The Hawaii Supreme Court has an opportunity to affirm — or gut — the state's promise to protect Native Hawaiians.

But based on the line of questioning justices pursued during oral arguments in State v. Pratt on Thursday morning, it seems likely that they'll limit their decision to a narrower issue of land use regulations.

Lloyd "Ikaika" Pratt was cited three different times in 2004 for being in the Kalalau Valley, part of Kauai's Na Pali State Park, in violation of state rules. He said that as a Native Hawaiian, he should be exempt from those rules because he had a constitutional right to take up residence as a caretaker.

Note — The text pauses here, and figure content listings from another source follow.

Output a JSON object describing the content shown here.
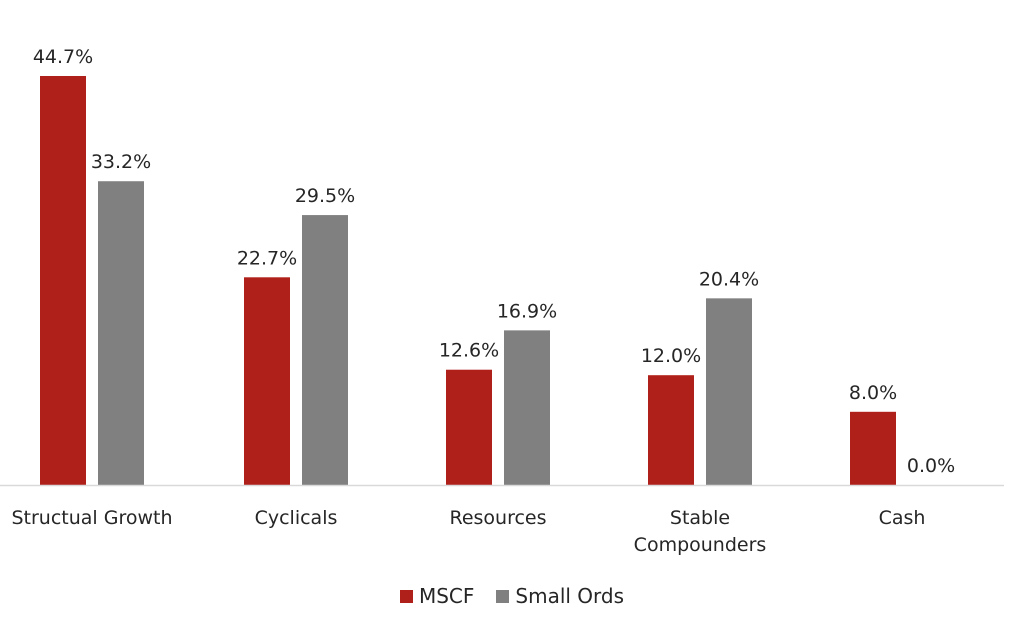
{
  "chart_data": {
    "type": "bar",
    "categories": [
      [
        "Structual Growth"
      ],
      [
        "Cyclicals"
      ],
      [
        "Resources"
      ],
      [
        "Stable",
        "Compounders"
      ],
      [
        "Cash"
      ]
    ],
    "series": [
      {
        "name": "MSCF",
        "color": "#b0201a",
        "values": [
          44.7,
          22.7,
          12.6,
          12.0,
          8.0
        ],
        "labels": [
          "44.7%",
          "22.7%",
          "12.6%",
          "12.0%",
          "8.0%"
        ]
      },
      {
        "name": "Small Ords",
        "color": "#808080",
        "values": [
          33.2,
          29.5,
          16.9,
          20.4,
          0.0
        ],
        "labels": [
          "33.2%",
          "29.5%",
          "16.9%",
          "20.4%",
          "0.0%"
        ]
      }
    ],
    "ylim": [
      0,
      50
    ],
    "grid": false,
    "legend_position": "bottom"
  }
}
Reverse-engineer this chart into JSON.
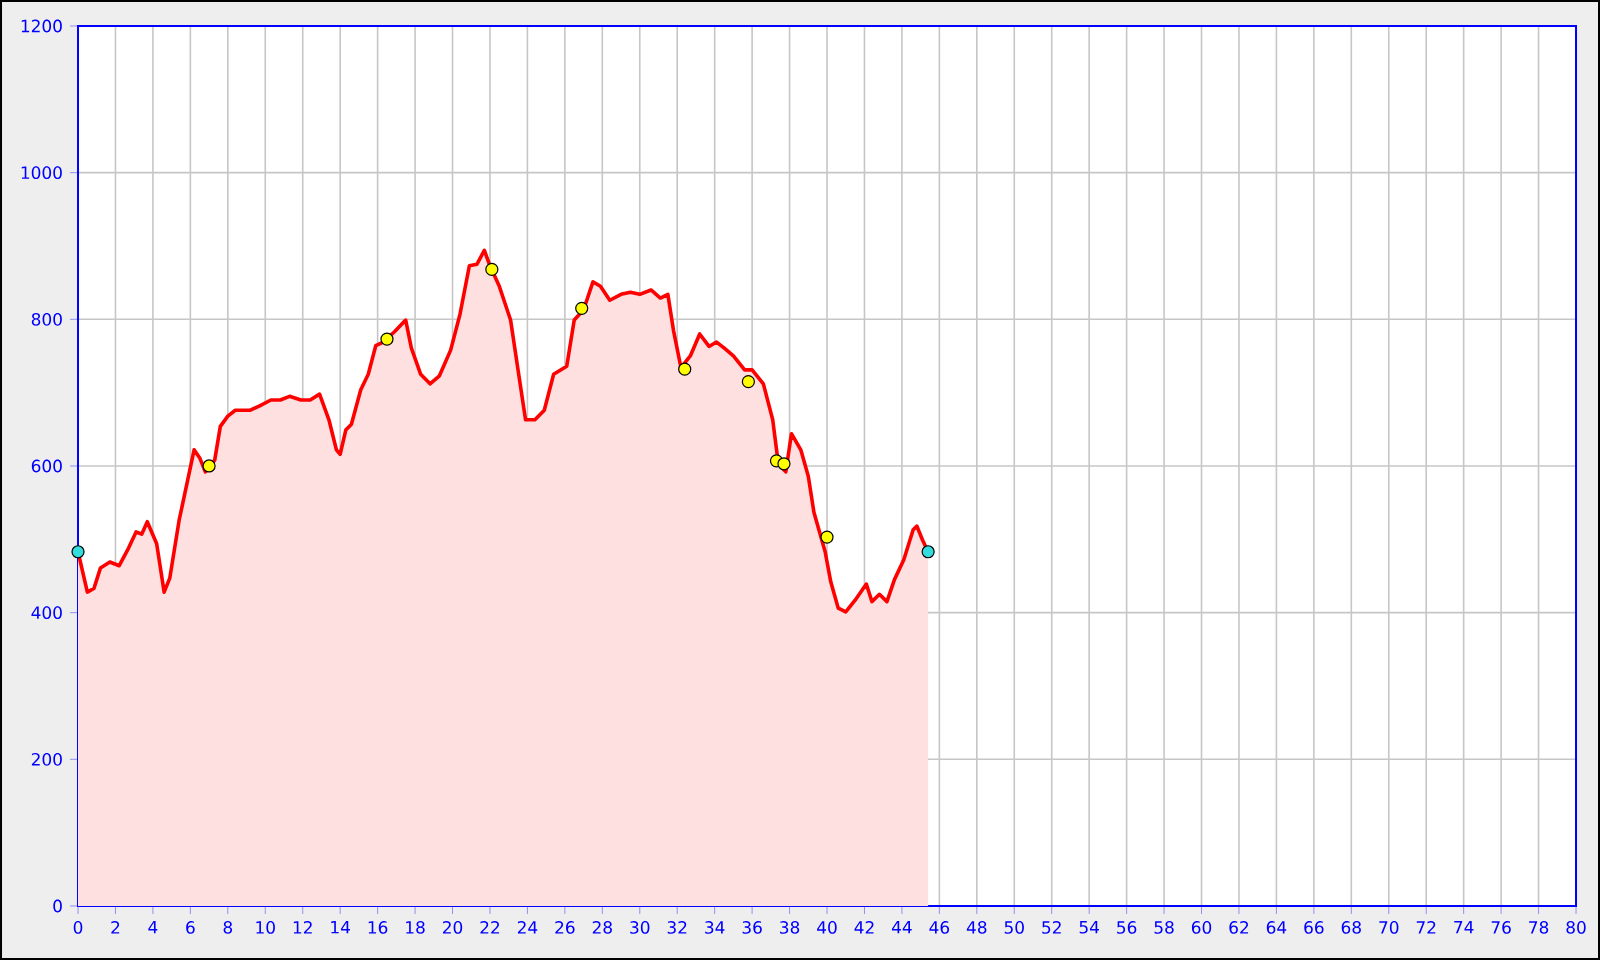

Civil Beat summarized his case last month in a story titled "Do Native Hawaiians Have The Right To Break Rules?" The justices had questions of their own — and their answers could decide if Native Hawaiians can use their culture as a defense against criminal charges.

But the question that might well decide the case is whether the state's Department of Land and Natural Resources gave enough evidence to prove that Pratt violated the rule against being in a "closed area" under Section 13-146-4 [pdf] of Hawaii Administrative Rules and whether that rule can be blindly enforced without encroaching on the free exercise of religion.

New Supreme Court Justice Sabrina McKenna repeatedly pointed out that the case is about being in a restricted area of Kauai's remote Kalalau Valley — not about camping, not about clearing an area, not about planting crops and not about maintaining a heiau. There is a different section of state rules concerning camping without a permit, she said.